Il faut dire que les supporters russes ne se bousculent pas sur le site principal des Jeux de Rio. Quand vous croisez un supporter portant un drapeau avec des bandes horizontales rouge, bleue et blanche, il y a plus de chances que ce soit un Néerlandais. "On m'a déjà demandé plusieurs fois si j'étais russe. Je n'en ai pratiquement pas vu", sourit Dirk, installé sur la grande aire de pique-nique en plein cœur du parc olympique.

La crise a fait plus de dégâts que le CIO

Les Bataves sont venus en nombre jusqu'au Brésil, forts de l'espoir de battre leur record de médailles, comme le prédisent les agences de statistiques. Pour les Russes, c'est plutôt le contraire : une bérézina digne de la débâcle d'Atlanta (63 médailles, pire total depuis un demi-siècle) les attend. Du coup, leurs supporters se font plutôt rares. Y compris au sein du Club Russie, à Copacabana, où l'on trouve surtout des Brésiliens, des Italiens, des Colombiens et même... des Américains. Et à en croire la carte que chaque visiteur est invité à poinçonner avec un petit drapeau, les supporters russes ne dépassent pas la centaine.
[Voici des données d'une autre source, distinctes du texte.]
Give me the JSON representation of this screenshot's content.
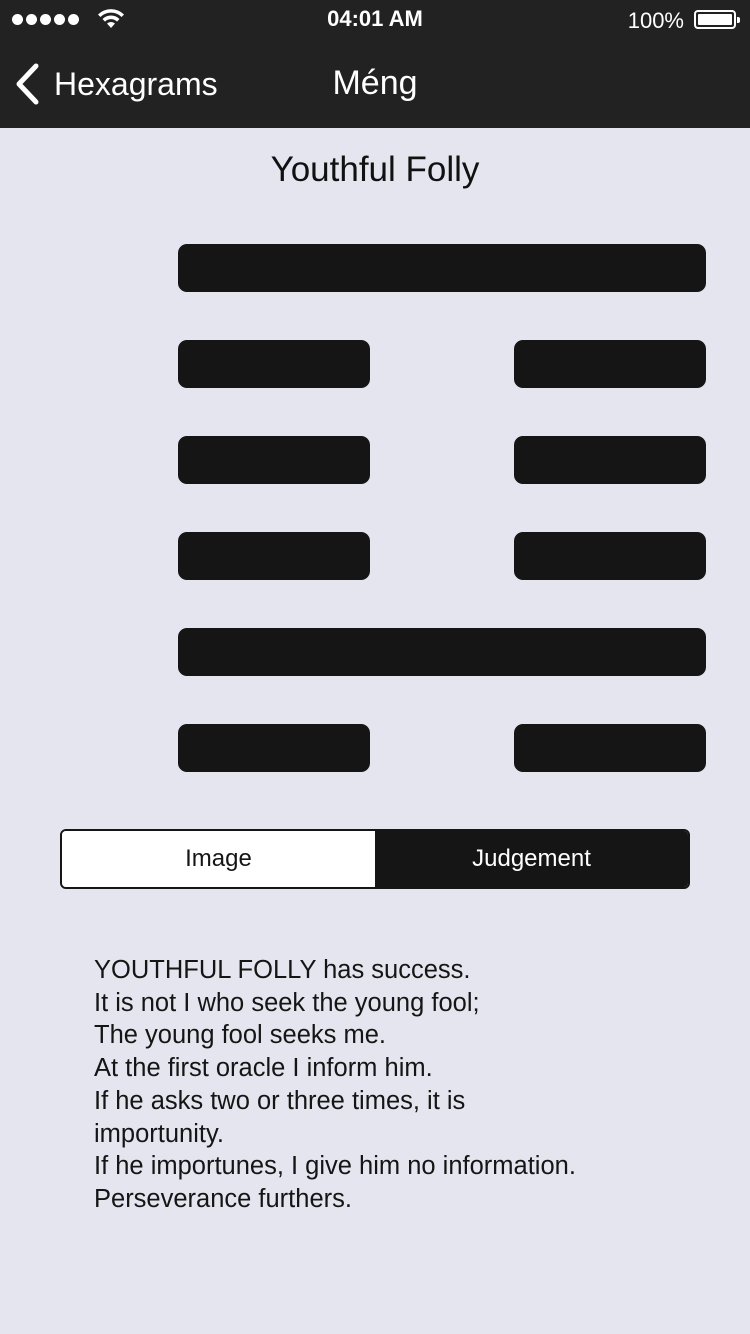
{
  "status_bar": {
    "time": "04:01 AM",
    "battery": "100%",
    "signal_icon": "signal-dots-icon",
    "wifi_icon": "wifi-icon",
    "battery_icon": "battery-icon"
  },
  "nav": {
    "back_label": "Hexagrams",
    "back_icon": "chevron-left-icon",
    "title": "Méng"
  },
  "hexagram": {
    "name": "Youthful Folly",
    "lines_top_to_bottom": [
      "yang",
      "yin",
      "yin",
      "yin",
      "yang",
      "yin"
    ]
  },
  "segmented": {
    "options": [
      "Image",
      "Judgement"
    ],
    "selected": "Judgement"
  },
  "judgement_text": [
    "YOUTHFUL FOLLY has success.",
    "It is not I who seek the young fool;",
    "The young fool seeks me.",
    "At the first oracle I inform him.",
    "If he asks two or three times, it is",
    "importunity.",
    "If he importunes, I give him no information.",
    "Perseverance furthers."
  ],
  "colors": {
    "bar_background": "#222222",
    "page_background": "#e5e5ef",
    "line_color": "#151515"
  }
}
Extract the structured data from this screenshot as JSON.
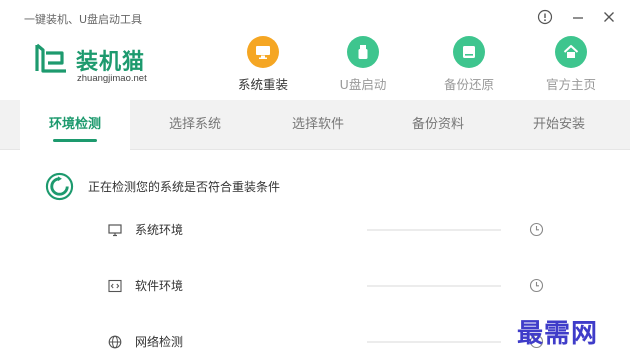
{
  "app": {
    "title": "一键装机、U盘启动工具"
  },
  "logo": {
    "name": "装机猫",
    "domain": "zhuangjimao.net"
  },
  "nav": [
    {
      "label": "系统重装",
      "icon": "monitor-icon",
      "color": "#f5a623",
      "active": true
    },
    {
      "label": "U盘启动",
      "icon": "usb-icon",
      "color": "#3ec58e",
      "active": false
    },
    {
      "label": "备份还原",
      "icon": "backup-drive-icon",
      "color": "#3ec58e",
      "active": false
    },
    {
      "label": "官方主页",
      "icon": "home-icon",
      "color": "#3ec58e",
      "active": false
    }
  ],
  "tabs": [
    {
      "label": "环境检测",
      "active": true
    },
    {
      "label": "选择系统",
      "active": false
    },
    {
      "label": "选择软件",
      "active": false
    },
    {
      "label": "备份资料",
      "active": false
    },
    {
      "label": "开始安装",
      "active": false
    }
  ],
  "status": {
    "text": "正在检测您的系统是否符合重装条件",
    "icon": "refresh-icon"
  },
  "checks": [
    {
      "label": "系统环境",
      "icon": "monitor-icon",
      "status_icon": "clock-icon"
    },
    {
      "label": "软件环境",
      "icon": "code-icon",
      "status_icon": "clock-icon"
    },
    {
      "label": "网络检测",
      "icon": "globe-icon",
      "status_icon": "clock-icon"
    }
  ],
  "watermark": {
    "text": "最需网"
  },
  "colors": {
    "brand": "#1d9a6e",
    "accent_orange": "#f5a623",
    "icon_green": "#3ec58e",
    "tab_bg": "#f2f2f2"
  }
}
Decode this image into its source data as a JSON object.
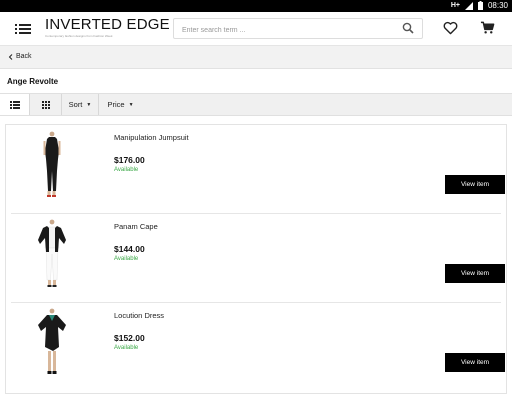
{
  "status_bar": {
    "network": "H+",
    "time": "08:30",
    "icons": [
      "signal-icon",
      "battery-icon"
    ]
  },
  "header": {
    "logo_name": "INVERTED EDGE",
    "logo_tagline": "Contemporary fashion designs from Fashion Week",
    "search_placeholder": "Enter search term ...",
    "icons": [
      "menu-icon",
      "search-icon",
      "heart-icon",
      "cart-icon"
    ]
  },
  "nav": {
    "back_label": "Back"
  },
  "page": {
    "title": "Ange Revolte"
  },
  "toolbar": {
    "view_options": [
      "list-view-icon",
      "grid-view-icon"
    ],
    "sort_label": "Sort",
    "price_label": "Price"
  },
  "products": [
    {
      "name": "Manipulation Jumpsuit",
      "price": "$176.00",
      "availability": "Available",
      "button_label": "View item"
    },
    {
      "name": "Panam Cape",
      "price": "$144.00",
      "availability": "Available",
      "button_label": "View item"
    },
    {
      "name": "Locution Dress",
      "price": "$152.00",
      "availability": "Available",
      "button_label": "View item"
    }
  ],
  "colors": {
    "accent": "#000000",
    "available": "#3aa846",
    "toolbar_bg": "#f0f0f0"
  }
}
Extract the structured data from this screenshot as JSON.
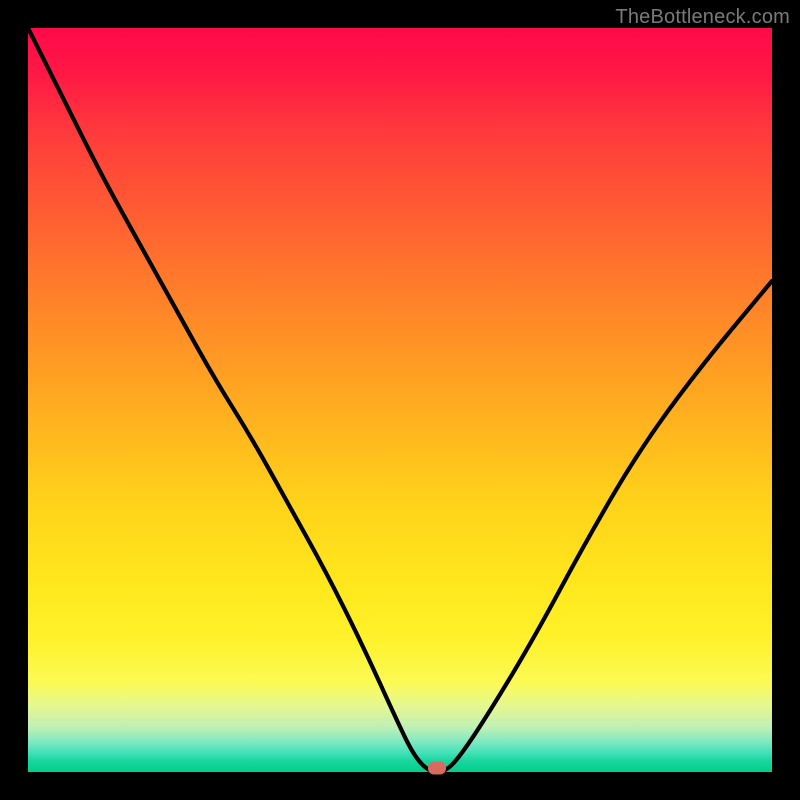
{
  "watermark": "TheBottleneck.com",
  "chart_data": {
    "type": "line",
    "title": "",
    "xlabel": "",
    "ylabel": "",
    "xlim": [
      0,
      1
    ],
    "ylim": [
      0,
      1
    ],
    "grid": false,
    "series": [
      {
        "name": "curve",
        "description": "V-shaped bottleneck curve; minimum near x≈0.54",
        "x": [
          0.0,
          0.05,
          0.1,
          0.15,
          0.2,
          0.25,
          0.3,
          0.35,
          0.4,
          0.45,
          0.5,
          0.52,
          0.54,
          0.56,
          0.58,
          0.62,
          0.68,
          0.75,
          0.82,
          0.9,
          1.0
        ],
        "y": [
          1.0,
          0.9,
          0.8,
          0.71,
          0.62,
          0.53,
          0.45,
          0.36,
          0.27,
          0.17,
          0.06,
          0.02,
          0.0,
          0.0,
          0.02,
          0.08,
          0.18,
          0.31,
          0.43,
          0.54,
          0.66
        ]
      }
    ],
    "marker": {
      "x": 0.55,
      "y": 0.0
    },
    "colors": {
      "curve": "#000000",
      "marker": "#d86b5e",
      "gradient_top": "#ff0a49",
      "gradient_bottom": "#00cf8c",
      "frame": "#000000"
    }
  }
}
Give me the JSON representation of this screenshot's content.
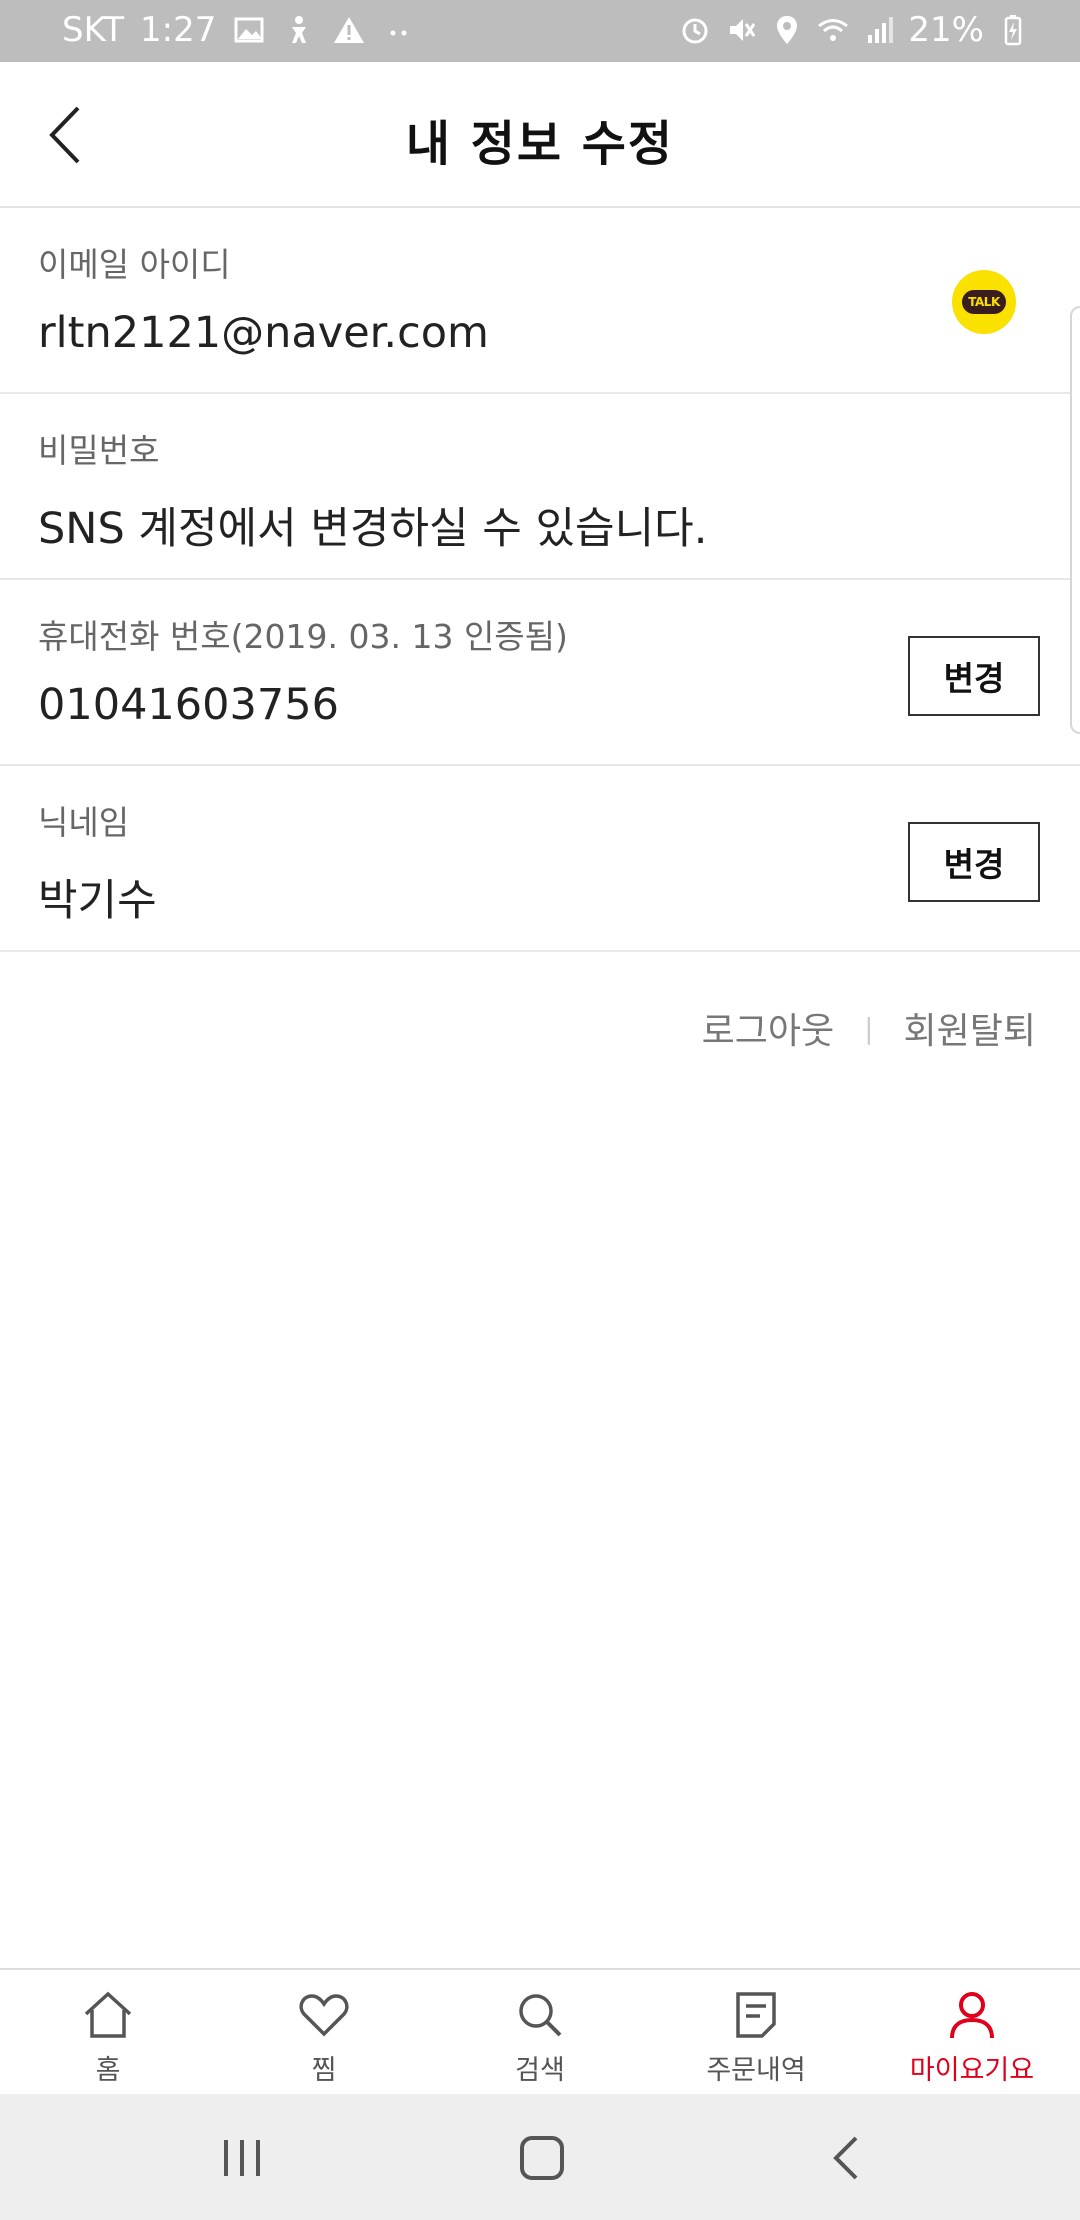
{
  "status_bar": {
    "carrier": "SKT",
    "time": "1:27",
    "battery_percent": "21%",
    "icons_left": [
      "image-icon",
      "accessibility-icon",
      "warning-icon",
      "more-dots-icon"
    ],
    "icons_right": [
      "alarm-icon",
      "mute-icon",
      "location-icon",
      "wifi-icon",
      "signal-icon",
      "battery-charging-icon"
    ]
  },
  "header": {
    "title": "내 정보 수정",
    "back_icon": "chevron-left-icon"
  },
  "fields": {
    "email": {
      "label": "이메일 아이디",
      "value": "rltn2121@naver.com",
      "badge_text": "TALK"
    },
    "password": {
      "label": "비밀번호",
      "value": "SNS 계정에서 변경하실 수 있습니다."
    },
    "phone": {
      "label": "휴대전화 번호(2019. 03. 13 인증됨)",
      "value": "01041603756",
      "button_label": "변경"
    },
    "nickname": {
      "label": "닉네임",
      "value": "박기수",
      "button_label": "변경"
    }
  },
  "links": {
    "logout": "로그아웃",
    "separator": "|",
    "withdraw": "회원탈퇴"
  },
  "bottom_nav": {
    "items": [
      {
        "label": "홈",
        "icon": "home-icon"
      },
      {
        "label": "찜",
        "icon": "heart-icon"
      },
      {
        "label": "검색",
        "icon": "search-icon"
      },
      {
        "label": "주문내역",
        "icon": "receipt-icon"
      },
      {
        "label": "마이요기요",
        "icon": "person-icon",
        "active": true
      }
    ]
  },
  "colors": {
    "accent": "#e0001b",
    "kakao_yellow": "#fae100",
    "status_bar": "#bdbdbd"
  }
}
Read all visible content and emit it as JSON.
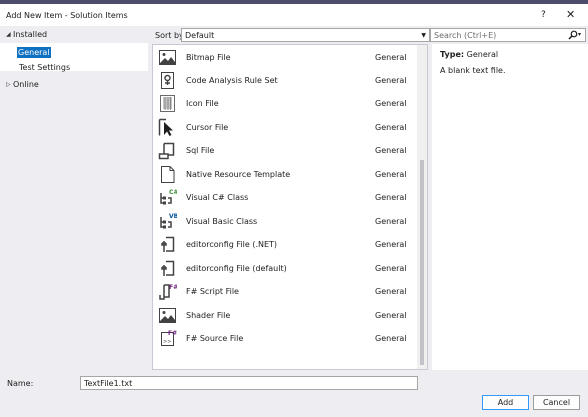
{
  "window": {
    "title": "Add New Item - Solution Items",
    "help_label": "?",
    "close_label": "✕"
  },
  "tree": {
    "installed": "Installed",
    "general": "General",
    "test_settings": "Test Settings",
    "online": "Online",
    "expanded_glyph": "◢",
    "collapsed_glyph": "▷"
  },
  "sort": {
    "label": "Sort by:",
    "value": "Default",
    "arrow": "▼"
  },
  "search": {
    "placeholder": "Search (Ctrl+E)",
    "arrow": "▾"
  },
  "items": [
    {
      "name": "Bitmap File",
      "category": "General",
      "icon": "bitmap-icon"
    },
    {
      "name": "Code Analysis Rule Set",
      "category": "General",
      "icon": "rule-set-icon"
    },
    {
      "name": "Icon File",
      "category": "General",
      "icon": "icon-file-icon"
    },
    {
      "name": "Cursor File",
      "category": "General",
      "icon": "cursor-file-icon"
    },
    {
      "name": "Sql File",
      "category": "General",
      "icon": "sql-file-icon"
    },
    {
      "name": "Native Resource Template",
      "category": "General",
      "icon": "resource-template-icon"
    },
    {
      "name": "Visual C# Class",
      "category": "General",
      "icon": "csharp-class-icon"
    },
    {
      "name": "Visual Basic Class",
      "category": "General",
      "icon": "vb-class-icon"
    },
    {
      "name": "editorconfig File (.NET)",
      "category": "General",
      "icon": "editorconfig-icon"
    },
    {
      "name": "editorconfig File (default)",
      "category": "General",
      "icon": "editorconfig-icon"
    },
    {
      "name": "F# Script File",
      "category": "General",
      "icon": "fsharp-script-icon"
    },
    {
      "name": "Shader File",
      "category": "General",
      "icon": "shader-file-icon"
    },
    {
      "name": "F# Source File",
      "category": "General",
      "icon": "fsharp-source-icon"
    }
  ],
  "details": {
    "type_label": "Type:",
    "type_value": "General",
    "description": "A blank text file."
  },
  "name_field": {
    "label": "Name:",
    "value": "TextFile1.txt"
  },
  "buttons": {
    "add": "Add",
    "cancel": "Cancel"
  },
  "colors": {
    "selection": "#0e70c0",
    "csharp_badge": "#388a34",
    "vb_badge": "#00539c",
    "fsharp_badge": "#68217a"
  }
}
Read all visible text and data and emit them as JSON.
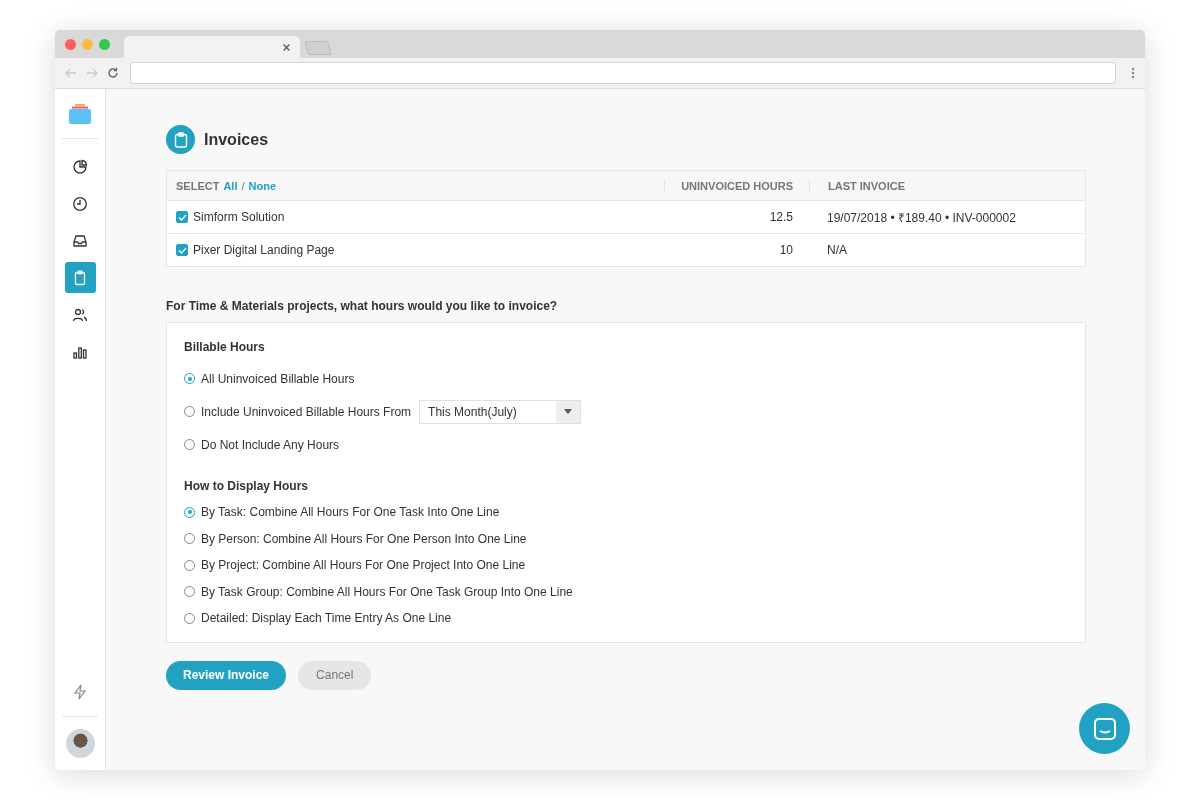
{
  "sidebar": {
    "items": [
      {
        "selected": false
      },
      {
        "selected": false
      },
      {
        "selected": false
      },
      {
        "selected": true
      },
      {
        "selected": false
      },
      {
        "selected": false
      }
    ]
  },
  "page": {
    "title": "Invoices"
  },
  "table": {
    "select_label": "SELECT",
    "all_link": "All",
    "separator": "/",
    "none_link": "None",
    "columns": [
      "UNINVOICED HOURS",
      "LAST INVOICE"
    ],
    "rows": [
      {
        "name": "Simform Solution",
        "checked": true,
        "hours": "12.5",
        "last_invoice": "19/07/2018 • ₹189.40 • INV-000002"
      },
      {
        "name": "Pixer Digital Landing Page",
        "checked": true,
        "hours": "10",
        "last_invoice": "N/A"
      }
    ]
  },
  "question": "For Time & Materials projects, what hours would you like to invoice?",
  "billable": {
    "heading": "Billable Hours",
    "options": [
      {
        "label": "All Uninvoiced Billable Hours",
        "selected": true,
        "kind": "plain"
      },
      {
        "label": "Include Uninvoiced Billable Hours From",
        "selected": false,
        "kind": "dropdown",
        "value": "This Month(July)"
      },
      {
        "label": "Do Not Include Any Hours",
        "selected": false,
        "kind": "plain"
      }
    ]
  },
  "display": {
    "heading": "How to Display Hours",
    "options": [
      {
        "label": "By Task: Combine All Hours For One Task Into One Line",
        "selected": true
      },
      {
        "label": "By Person: Combine All Hours For One Person Into One Line",
        "selected": false
      },
      {
        "label": "By Project: Combine All Hours For One Project Into One Line",
        "selected": false
      },
      {
        "label": "By Task Group: Combine All Hours For One Task Group Into One Line",
        "selected": false
      },
      {
        "label": "Detailed: Display Each Time Entry As One Line",
        "selected": false
      }
    ]
  },
  "buttons": {
    "primary": "Review Invoice",
    "secondary": "Cancel"
  }
}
Alexandr, supporter russe, au parc olympique de Rio de Janeiro (Brésil), le 9 août 2016. (PIERRE GODON / FRANCETV INFO)

"Je ne pense pas que les Russes soient moins nombreux en raison des sanctions sportives", tempère Alexandr, venu encourager les nageurs russes dans la piscine olympique. Son petit drapeau demeure modeste, à côté des dizaines de bannières étoilées américaines, celles des supporters venus fêter les triomphes de Michael Phelps ou Katie Ledecky. "Il fallait acheter les tickets et réserver les hôtels plus d'un an à l'avance, poursuit-il. Même s'ils avaient eu des places pour l'athlétisme, ils seraient venus. La vraie raison, c'est la crise économique qui frappe le pays depuis plusieurs années. Après, numériquement, comme il y a moins d'athlètes, il y a moins de familles. C'est probablement pour ça qu'on a l'impression qu'il y a peu de supporters russes."

Les vieux clichés ont en tout cas la vie dure. Juste avant la finale du sabre féminin 100% russe entre Sofia Velikaya et Yana Egorian, la sono a craché le thème musical de Dark Vador. Comme si, dans l'inconscient collectif, la Russie était encore un peu l'empire du mal.